Fig 1.
CSHMM-TF model structure and parameters.
The figure presents the assignments of cells and TFs to the reconstructed branching model for the process studies. Each edge (path) represents a set of infinite states parameterized by the path number and the location along the path. We use a function based on parameters learned for the split nodes (nodes at the start and end of each path) and TF assignments to define an emission probability. Emission probability for a gene along a path is a function of the location of the state and prior TFs (t and tstart) and a gene specific parameter k which controls the rate of change of its expression along the path. Split nodes are locations where paths split and are associated with a branch (transition) probability. The t_start parameter defines the TF activation time for a specific TF associated with the path. Cell assignment to paths is determined by the emission probabilities and the expression of specific TF targets for the TFs associated with the path. w is a vector of gene-specific mixture weight, where the weights are a non linear function which depends on (t and tstart). See text for more details.
Fig 2.
CSHMM-TF result for the liver dataset.
(a) CSHMM-TF structure and continuous cell assignment for the liver dataset. D nodes are split nodes and p edges are paths as shown in Fig 1. Each circle on a path represents cells assigned to a state on that path. The bigger the circle the more cells are assigned to this state. Cells are colored based on the cell type / time point assigned to them in the original paper. (b) TF assignments by CSHMM-TF for the liver dataset. We highlight known functional roles for several TFs. Path names (DE, LB etc.) are based on annotated cells assigned to that path in the figure above. Full names of cell types can be found on S1 Appendix Supporting methods of data collection and processing.
Fig 3.
CSHMM-TF result for the lung development dataset.
(a) CSHMM-TF structure and continuous cell assignment for lung development dataset. Notations are similar to the ones described in Fig 2 (b) TF assignments to each path by CSHMM-TF. We highlight known functional roles for several TFs. Path names (Ciliated, AT1 etc.) are based on annotated cells assigned to that path in the figure above.
Fig 4.
Expression profiles for top TFs assigned by the method to the lung, neuron, and liver reconstructed models.
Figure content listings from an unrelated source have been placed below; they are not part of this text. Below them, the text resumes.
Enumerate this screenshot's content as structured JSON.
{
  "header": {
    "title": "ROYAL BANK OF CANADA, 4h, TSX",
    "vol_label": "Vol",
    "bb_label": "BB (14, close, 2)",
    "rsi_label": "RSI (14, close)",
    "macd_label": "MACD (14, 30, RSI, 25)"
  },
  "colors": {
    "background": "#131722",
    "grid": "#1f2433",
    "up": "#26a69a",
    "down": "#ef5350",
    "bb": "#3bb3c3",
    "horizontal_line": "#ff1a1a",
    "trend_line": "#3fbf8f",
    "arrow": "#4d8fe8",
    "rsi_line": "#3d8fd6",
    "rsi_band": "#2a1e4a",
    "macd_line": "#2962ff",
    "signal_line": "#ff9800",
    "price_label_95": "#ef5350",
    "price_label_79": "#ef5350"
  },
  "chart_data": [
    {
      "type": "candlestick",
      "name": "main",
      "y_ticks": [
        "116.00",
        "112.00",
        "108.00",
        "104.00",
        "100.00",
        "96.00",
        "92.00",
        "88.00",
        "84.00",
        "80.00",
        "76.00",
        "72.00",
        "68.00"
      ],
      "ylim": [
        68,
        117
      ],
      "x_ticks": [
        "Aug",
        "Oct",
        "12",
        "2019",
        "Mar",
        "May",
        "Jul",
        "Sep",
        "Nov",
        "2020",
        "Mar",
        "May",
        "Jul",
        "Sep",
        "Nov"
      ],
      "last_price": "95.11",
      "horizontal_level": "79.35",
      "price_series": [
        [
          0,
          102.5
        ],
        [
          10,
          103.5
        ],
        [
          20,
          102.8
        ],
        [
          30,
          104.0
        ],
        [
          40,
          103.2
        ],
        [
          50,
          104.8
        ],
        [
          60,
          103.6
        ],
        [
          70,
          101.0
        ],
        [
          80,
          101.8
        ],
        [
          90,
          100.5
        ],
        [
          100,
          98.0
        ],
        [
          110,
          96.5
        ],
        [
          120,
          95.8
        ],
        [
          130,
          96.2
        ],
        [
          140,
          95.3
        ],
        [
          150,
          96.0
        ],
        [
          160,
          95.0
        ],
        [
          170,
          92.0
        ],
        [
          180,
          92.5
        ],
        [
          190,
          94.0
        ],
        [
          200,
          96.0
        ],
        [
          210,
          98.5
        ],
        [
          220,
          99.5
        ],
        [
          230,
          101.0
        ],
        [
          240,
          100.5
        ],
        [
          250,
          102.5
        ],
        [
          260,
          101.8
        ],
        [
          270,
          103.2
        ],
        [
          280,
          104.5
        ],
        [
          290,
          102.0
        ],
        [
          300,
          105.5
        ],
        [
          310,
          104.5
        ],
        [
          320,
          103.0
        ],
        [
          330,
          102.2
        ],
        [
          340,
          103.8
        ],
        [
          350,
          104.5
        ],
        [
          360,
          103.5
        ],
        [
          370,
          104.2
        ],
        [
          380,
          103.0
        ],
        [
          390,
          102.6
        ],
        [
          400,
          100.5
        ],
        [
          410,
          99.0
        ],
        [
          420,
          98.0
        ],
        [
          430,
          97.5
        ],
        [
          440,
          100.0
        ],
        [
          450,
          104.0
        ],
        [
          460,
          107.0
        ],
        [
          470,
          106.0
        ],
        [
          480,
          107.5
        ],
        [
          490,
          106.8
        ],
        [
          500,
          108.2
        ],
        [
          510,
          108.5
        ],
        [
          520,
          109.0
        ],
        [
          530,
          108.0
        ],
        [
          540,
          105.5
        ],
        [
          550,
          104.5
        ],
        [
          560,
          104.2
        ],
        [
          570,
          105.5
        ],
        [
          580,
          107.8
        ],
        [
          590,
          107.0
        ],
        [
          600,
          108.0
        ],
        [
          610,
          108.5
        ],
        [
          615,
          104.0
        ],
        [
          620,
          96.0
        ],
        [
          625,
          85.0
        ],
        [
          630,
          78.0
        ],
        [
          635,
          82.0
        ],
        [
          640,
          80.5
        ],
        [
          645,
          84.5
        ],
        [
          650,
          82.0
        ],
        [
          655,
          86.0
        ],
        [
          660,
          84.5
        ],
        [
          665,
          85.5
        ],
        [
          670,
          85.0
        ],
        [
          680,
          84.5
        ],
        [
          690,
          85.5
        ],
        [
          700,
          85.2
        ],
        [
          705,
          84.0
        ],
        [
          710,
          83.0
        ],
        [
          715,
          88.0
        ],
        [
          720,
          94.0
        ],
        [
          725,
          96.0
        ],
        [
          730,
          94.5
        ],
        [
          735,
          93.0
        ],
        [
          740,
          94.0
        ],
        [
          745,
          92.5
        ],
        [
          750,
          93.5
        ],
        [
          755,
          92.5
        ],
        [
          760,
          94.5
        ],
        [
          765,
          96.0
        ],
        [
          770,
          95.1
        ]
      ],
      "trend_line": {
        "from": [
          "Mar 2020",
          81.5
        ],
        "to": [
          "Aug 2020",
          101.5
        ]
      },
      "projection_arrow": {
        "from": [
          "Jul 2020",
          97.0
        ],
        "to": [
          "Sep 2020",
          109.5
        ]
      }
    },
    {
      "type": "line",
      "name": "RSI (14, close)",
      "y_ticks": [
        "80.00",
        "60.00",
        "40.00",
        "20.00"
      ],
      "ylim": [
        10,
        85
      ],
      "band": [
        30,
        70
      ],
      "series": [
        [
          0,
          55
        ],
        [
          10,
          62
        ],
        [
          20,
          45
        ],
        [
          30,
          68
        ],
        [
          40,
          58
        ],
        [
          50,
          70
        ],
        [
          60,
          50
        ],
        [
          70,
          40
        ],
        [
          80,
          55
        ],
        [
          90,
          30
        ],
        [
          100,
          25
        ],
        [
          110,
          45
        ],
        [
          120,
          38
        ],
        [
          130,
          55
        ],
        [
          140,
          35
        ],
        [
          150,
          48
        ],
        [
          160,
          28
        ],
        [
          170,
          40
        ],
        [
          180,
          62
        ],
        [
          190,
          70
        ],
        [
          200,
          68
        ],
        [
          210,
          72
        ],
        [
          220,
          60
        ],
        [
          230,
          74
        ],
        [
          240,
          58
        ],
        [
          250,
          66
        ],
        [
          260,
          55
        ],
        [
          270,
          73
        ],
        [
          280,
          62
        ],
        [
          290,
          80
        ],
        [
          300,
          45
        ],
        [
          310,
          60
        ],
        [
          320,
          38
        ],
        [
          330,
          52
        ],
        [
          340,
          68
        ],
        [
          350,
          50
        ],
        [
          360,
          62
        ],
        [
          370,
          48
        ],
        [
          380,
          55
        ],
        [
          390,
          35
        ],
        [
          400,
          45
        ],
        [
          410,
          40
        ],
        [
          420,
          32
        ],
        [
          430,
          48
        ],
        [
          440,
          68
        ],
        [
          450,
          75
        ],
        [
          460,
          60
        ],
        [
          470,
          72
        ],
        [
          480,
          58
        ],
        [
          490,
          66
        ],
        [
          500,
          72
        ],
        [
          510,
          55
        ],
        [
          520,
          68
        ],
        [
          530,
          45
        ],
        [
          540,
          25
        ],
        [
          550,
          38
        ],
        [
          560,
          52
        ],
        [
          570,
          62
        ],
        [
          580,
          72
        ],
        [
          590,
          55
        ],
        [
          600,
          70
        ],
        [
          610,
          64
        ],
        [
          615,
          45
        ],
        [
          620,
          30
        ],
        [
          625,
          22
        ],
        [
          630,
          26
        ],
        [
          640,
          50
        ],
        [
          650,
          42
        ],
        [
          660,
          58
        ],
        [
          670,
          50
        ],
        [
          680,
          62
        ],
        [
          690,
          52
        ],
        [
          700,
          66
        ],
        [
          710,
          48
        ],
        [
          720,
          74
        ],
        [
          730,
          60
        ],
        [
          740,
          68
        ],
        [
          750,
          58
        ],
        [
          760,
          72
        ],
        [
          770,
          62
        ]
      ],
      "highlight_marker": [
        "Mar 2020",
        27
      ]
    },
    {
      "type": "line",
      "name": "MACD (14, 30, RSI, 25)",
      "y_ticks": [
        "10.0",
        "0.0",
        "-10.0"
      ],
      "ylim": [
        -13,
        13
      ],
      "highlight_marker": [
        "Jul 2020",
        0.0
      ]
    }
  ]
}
Each figure plots the expression TFs predicted to co-regulate a specific path. Each figure legend denotes the color and the time assignment for each TF. Profiles for TFs are the MLE estimates for these TFs expression values based on learned model parameters. (a-d) co-regulating TF expressions in lung paths. (e-i) co-regulating TF expressions in neuron paths. (j-l) co-regulating TF expressions in liver paths. See text for details.
Table 1.
Analysis of predicted TF-TF interactions based on the TcoF database.
Abbreviations: total: all possible interactions in a dataset, A: all TFs assigned to each path, E: early TFs in each of the paths, L: late TFs. For each dataset we present 3 rows: number of combinations, ratio and p-value.
Table 2.
Parameters of the CSHMM-TF model: θCSHMM−TF = (V, π, S, A, E′).
Fig 5.
flow chart of how to iteratively learn CSHMM-TF.